Juan respondió: "Yo bautizo con agua, pero en medio de ustedes hay alguien al que ustedes no conocen: él viene después de mí, y yo no soy digno de desatar la correa de su sandalia". Todo esto sucedió en Betania, al otro lado del Jordán, donde Juan bautizaba.
"El evangelio de hoy –dice el Padre Rufino Giménez- es muy especial: vemos la figura de Juan el Bautista que da testimonio de su misión, que incluye ser el anunciador de Jesús. Juan tuvo que tener una conciencia muy clara de su identidad y su misión, al renunciar ser proclamado como el Mesías. Eso también nos da un ejemplo de vida frente a aquellos que a pesar de las circunstancias, pretenden ponerse en un lugar superior al que le corresponde".

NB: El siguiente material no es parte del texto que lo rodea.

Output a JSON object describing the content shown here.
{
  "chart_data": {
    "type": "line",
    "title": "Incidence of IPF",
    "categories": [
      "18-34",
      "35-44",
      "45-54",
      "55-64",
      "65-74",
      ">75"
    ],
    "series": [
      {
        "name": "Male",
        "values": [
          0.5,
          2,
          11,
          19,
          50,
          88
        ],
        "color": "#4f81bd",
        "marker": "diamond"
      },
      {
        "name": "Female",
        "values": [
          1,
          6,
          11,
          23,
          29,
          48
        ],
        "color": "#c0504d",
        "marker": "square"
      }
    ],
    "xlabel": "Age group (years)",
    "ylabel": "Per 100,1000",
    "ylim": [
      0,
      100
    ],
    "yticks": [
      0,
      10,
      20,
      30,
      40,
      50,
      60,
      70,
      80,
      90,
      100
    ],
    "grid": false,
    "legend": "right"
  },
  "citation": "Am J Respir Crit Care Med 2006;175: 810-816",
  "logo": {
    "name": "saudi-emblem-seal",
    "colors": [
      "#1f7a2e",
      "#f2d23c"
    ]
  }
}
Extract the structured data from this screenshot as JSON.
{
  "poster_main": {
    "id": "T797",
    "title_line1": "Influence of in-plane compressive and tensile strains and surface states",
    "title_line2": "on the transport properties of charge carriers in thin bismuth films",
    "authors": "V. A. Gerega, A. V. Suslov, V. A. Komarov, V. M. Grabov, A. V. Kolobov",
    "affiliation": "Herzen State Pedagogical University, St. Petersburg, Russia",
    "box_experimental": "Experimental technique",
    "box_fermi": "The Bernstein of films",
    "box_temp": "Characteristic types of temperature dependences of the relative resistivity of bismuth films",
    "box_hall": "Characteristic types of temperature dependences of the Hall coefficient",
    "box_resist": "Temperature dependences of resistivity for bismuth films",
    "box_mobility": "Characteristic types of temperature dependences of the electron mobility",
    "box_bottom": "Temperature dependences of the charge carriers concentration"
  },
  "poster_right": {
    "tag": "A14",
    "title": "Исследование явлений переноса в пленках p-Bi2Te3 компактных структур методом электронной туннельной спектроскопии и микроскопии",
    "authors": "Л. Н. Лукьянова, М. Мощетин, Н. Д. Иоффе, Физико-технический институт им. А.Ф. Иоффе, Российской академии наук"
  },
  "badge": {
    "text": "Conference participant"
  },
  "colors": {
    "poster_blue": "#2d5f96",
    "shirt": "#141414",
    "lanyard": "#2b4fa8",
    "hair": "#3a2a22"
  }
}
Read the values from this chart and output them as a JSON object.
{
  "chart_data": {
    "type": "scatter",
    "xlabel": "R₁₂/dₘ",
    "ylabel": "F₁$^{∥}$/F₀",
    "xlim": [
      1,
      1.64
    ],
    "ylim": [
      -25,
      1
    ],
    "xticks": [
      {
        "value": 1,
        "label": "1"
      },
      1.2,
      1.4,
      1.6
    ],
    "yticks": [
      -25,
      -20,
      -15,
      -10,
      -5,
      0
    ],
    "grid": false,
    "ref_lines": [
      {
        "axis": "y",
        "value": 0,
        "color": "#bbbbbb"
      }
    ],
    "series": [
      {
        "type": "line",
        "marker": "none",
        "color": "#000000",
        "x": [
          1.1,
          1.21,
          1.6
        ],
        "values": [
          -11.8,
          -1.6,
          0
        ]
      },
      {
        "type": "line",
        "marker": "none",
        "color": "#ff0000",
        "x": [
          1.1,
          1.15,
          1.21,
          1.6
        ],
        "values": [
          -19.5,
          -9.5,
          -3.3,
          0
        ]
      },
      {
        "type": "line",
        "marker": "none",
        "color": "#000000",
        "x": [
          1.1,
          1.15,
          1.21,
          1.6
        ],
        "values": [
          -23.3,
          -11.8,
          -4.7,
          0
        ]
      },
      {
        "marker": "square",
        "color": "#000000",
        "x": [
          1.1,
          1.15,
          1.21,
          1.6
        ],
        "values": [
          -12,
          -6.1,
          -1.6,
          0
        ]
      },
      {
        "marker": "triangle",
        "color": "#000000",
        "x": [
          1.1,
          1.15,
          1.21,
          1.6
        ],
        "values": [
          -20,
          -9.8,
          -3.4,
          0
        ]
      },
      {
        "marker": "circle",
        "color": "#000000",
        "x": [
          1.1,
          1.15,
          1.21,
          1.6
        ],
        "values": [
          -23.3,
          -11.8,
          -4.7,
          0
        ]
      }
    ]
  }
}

El tercer domingo de Adviento es llamado "domingo de gaudete", o de la alegría, por la primera palabra del introito de la Misa: Gaudete, es decir, regocíjense. En esta fecha se permite la vestimenta color rosa como signo de gozo, y la Iglesia invita a los fieles a alegrarse porque ya está cerca el Señor. En la Corona de Adviento se enciende la tercera llama, la vela rosada. Sin embargo, ese regocijo no es pleno este año dado que está singularmente atravesado por la inminente sanción de la Ley de Interrupción Voluntaria del Embarazo en la Argentina.
"En este pasaje se presenta a Jesús como la Palabra de Dios, proyecto para la humanidad, de luz, esperanza y vida… una gran contradicción con la Argentina en este tiempo que opta por el aborto. Una Argentina que se dice católica, por su propia voluntad ingresa a la oscuridad más oscura: negar el derecho a la vida. La manifestación de la salvación, que viene desde el Antiguo Testamento y Jesús que asume las tres figuras del nuevo éxodo. Por lo tanto, Adviento es un tiempo para anunciar la buena noticia, tiempo de testimonio y de esperar a Dios fiel. Sin embargo, ¿Qué ofrece nuestra sociedad en esta Navidad? ¿El aborto? ¿Legalizar el asesinato? Lamentable. En esta encrucijada moral vamos a esperar el nacimiento del Redentor. Oremos más que nunca por los legisladores argentinos. Como dijo Jesús en cruz, mientras era flagelado una y otra vez: Perdónalos Señor, no saben lo que hacen…", concluye el Padre Rufino.
“Oremos más que nunca por los legisladores argentinos", pide el Padre Rufino en este domingo de Gaudete.